This guide will take you through the steps required to create a translation model for Travatar. In particular, we will use English-Japanese translation as an example, but this should work for other languages as well. If you have any trouble with this tutorial, feel free to ask questions, as mentioned on the front page.
First, let's create a directory to work in and change to it:
mkdir ~/travatar-tutorial cd ~/travatar-tutorial
First, you must get the latest version of Travatar. Follow the directions on the download page and place the compiled program in the travatar directory below travatar-tutorial. If you can run the following commands and get the help message, everything should be working properly.

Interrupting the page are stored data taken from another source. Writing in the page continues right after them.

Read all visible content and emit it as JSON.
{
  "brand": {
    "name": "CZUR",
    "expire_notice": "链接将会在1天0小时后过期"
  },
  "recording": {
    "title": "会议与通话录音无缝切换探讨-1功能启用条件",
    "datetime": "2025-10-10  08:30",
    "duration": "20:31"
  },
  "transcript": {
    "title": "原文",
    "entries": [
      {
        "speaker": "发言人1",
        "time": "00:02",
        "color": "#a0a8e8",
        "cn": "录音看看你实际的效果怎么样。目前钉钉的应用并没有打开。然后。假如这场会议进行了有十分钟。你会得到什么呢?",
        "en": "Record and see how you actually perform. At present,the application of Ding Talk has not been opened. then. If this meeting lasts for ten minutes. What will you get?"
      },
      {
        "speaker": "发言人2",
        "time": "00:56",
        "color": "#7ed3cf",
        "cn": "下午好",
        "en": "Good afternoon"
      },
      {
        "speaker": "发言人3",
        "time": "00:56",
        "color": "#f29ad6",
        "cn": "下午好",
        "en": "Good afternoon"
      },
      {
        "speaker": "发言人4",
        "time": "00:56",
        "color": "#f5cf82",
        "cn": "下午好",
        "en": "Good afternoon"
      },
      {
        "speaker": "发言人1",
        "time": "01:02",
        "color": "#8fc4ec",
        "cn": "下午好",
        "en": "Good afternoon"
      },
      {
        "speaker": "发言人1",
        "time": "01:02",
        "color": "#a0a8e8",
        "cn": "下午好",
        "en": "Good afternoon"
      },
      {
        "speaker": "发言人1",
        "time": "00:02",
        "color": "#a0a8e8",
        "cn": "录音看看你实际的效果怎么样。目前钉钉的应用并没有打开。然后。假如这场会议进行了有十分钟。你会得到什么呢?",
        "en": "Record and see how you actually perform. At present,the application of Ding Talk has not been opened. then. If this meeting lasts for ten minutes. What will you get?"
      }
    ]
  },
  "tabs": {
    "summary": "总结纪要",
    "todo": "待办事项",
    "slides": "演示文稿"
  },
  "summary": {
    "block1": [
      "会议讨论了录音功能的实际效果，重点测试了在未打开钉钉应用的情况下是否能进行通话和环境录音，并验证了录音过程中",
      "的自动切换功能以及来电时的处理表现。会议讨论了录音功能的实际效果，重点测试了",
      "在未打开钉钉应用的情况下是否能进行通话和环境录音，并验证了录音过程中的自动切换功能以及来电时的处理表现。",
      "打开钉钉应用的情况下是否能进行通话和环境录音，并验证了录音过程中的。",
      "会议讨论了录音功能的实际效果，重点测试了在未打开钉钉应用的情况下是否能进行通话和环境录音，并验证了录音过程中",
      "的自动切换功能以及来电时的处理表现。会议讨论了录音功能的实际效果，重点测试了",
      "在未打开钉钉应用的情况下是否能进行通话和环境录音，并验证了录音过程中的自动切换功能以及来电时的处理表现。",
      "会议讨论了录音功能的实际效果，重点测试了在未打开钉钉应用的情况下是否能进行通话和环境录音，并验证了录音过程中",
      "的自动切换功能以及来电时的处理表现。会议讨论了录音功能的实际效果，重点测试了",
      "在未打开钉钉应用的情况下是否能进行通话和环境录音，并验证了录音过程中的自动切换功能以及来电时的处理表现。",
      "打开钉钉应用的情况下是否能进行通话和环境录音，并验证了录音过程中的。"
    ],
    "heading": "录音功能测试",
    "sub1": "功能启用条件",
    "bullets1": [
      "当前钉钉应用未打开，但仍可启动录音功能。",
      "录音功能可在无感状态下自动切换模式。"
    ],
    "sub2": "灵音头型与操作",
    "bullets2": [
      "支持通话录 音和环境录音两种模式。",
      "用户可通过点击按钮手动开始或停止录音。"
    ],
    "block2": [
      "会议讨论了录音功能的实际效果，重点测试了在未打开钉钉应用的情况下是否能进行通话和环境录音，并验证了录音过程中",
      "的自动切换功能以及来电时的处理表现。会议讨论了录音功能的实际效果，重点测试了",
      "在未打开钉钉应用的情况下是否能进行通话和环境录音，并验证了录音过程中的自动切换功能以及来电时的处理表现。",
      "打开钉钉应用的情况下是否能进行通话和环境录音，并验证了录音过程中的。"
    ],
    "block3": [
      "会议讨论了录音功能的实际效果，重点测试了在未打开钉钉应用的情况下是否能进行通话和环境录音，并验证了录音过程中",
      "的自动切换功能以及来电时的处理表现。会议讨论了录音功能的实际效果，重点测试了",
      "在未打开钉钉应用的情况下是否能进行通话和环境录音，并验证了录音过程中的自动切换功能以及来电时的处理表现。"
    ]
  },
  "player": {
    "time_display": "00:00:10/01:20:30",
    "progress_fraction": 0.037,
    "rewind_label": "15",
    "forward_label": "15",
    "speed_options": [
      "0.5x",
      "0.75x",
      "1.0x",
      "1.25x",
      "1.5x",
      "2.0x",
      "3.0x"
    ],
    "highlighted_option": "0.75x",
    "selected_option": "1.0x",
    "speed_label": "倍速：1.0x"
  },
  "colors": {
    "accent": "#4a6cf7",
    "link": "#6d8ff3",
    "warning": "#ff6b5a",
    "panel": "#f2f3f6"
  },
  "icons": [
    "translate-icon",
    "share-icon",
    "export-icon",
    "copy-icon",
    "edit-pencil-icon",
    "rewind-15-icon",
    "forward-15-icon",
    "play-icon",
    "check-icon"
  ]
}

cd ~/travatar-tutorial travatar/src/bin/travatar --help
In addition, you will need to install a syntactic parser to parse the input sentences, a tokenizer for the output sentence, and a word aligner. In this tutorial, in addition to Travatar, we will use the Ckylark for parsing English, the KyTea word segmenter for segmenting Japanese, and GIZA++ for word alignment. You can go to all these sites and download the code, or preferably download the code using git as follows:
cd ~/travatar-tutorial git clone https://github.com/odashi/ckylark.git git clone https://github.com/neubig/kytea.git git clone https://github.com/moses-smt/giza-pp.git
Then, compile Ckylark:
cd ckylark autoreconf -i ./configure make cd ~/travatar-tutorial
cd kytea autoreconf -i ./configure --prefix=$HOME/travatar-tutorial/usr make make install cd ~/travatar-tutorial
GIZA++ can be compiled as follows, and we additionally copy all of the binaries into the top directory for convenience later:
cd giza-pp make cp GIZA++-v2/GIZA++ GIZA++-v2/*.out mkcls-v2/mkcls . cd ~/travatar-tutorial
Next, we need to collect data for training the translation and language models. In this guide, we will use data from the Kyoto Free Translation Task. You can acquire this data using the following command:
wget http://www.phontron.com/kftt/download/kftt-data-1.0.tar.gz tar -xzf kftt-data-1.0.tar.gz
The next step is preparing the data in a format so that Travatar's training and translation can work. This will consist of parsing the input, and tokenizing the output (we recommend that you try this on your own once, but Travatar also provides a single preprocessing script that performs all these steps at once for several languages). First, let's make a directory for the data we will use.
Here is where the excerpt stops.